In a healthy brain, this lab first reported (Bartels et al, Nature 2011) that αS can occur normally in the form of helically folded tetramers (four units of αS wound around each other), a form that resists the aggregation that abnormal αS monomers undergo. To model the brain in PD, Nuber and her team created a novel transgenic mouse that has a tetramer-lowering mutation, which leads to αS deposits, loss of dopamine and neurotoxicity.

“With these new mice, we set out to examine the upstream role of tetramer-lowering mutations and their relevance to PD,” Nuber said. “Our hypothesis was that upstream destabilization of normal tetramers to excess monomers can lead to the changes of PD.”

To examine the effect of tetramer-abrogating mutations on αS pathology, the research team created multiple mouse lines with certain αS mutations that chronically decrease the tetramers, increase free monomers and lead to neuronal dysfunction and degeneration.
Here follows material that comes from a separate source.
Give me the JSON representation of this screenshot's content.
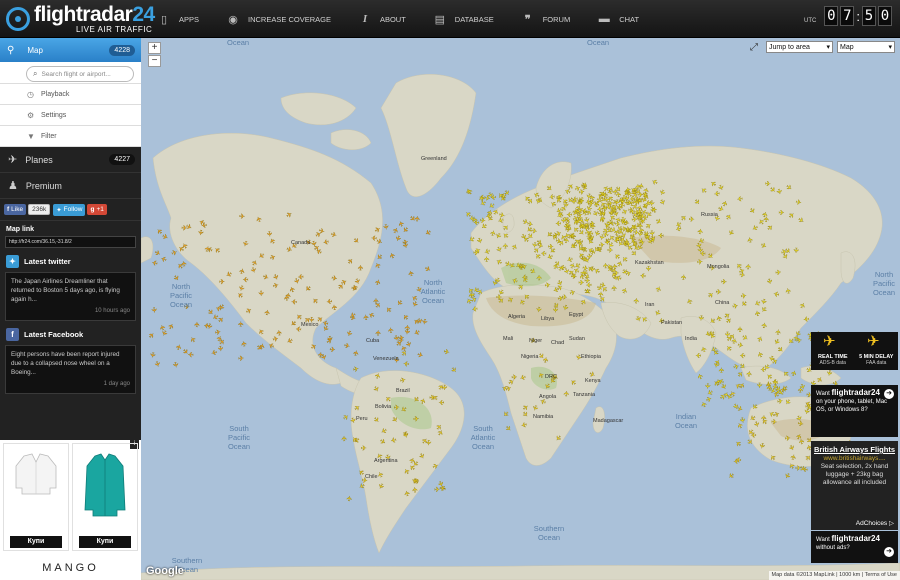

They then compared their new tetramer-abrogating mouse to a mouse expressing normal human αS protein and a mouse with just a single familial PD αS mutation. The mice were carefully evaluated side-by-side for key biochemical, histological and behavioral characteristics associated with PD.

The new tetramer-abrogating mouse displayed key PD-like changes, including age-dependent αS aggregation in altered neurons and distinctive abnormal movements. These changes were all derived from preventing normal αS tetramer formation. These findings strongly suggest that tetramers are required for the normal state of αS in the brain. The authors conclude that it is likely that shifting tetramers to monomers can initiate PD. They also note that the phenotype was more prominent in male mice, which is reminiscent to what occurs in PD, a finding they plan to follow up on within the framework of the Women’s Brain Initiative at BWH.

“We can now examine PD in a whole new light. We can think about stabilizing the physiological αS tetramer, an entirely novel therapeutic concept, as a means of preventing or delaying the onset of PD,” said Nuber.

“With our lab’s experience in deciphering the earliest stages of Alzheimer’s disease, we decided some time ago to apply analogous approaches to the different protein abnormality occurring in PD,” said Dennis Selkoe, MD, the senior author of the paper and the co-director of the Ann Romney Center for Neurologic Disease at BWH. “We believe this unique mouse model shows that the tetrameric form of αS we discovered in 2011 is necessary for normal neuronal function, so that abrogating the tetramer has direct PD-like consequences. This PD mouse model will provide a new route to entirely novel therapeutic approaches.”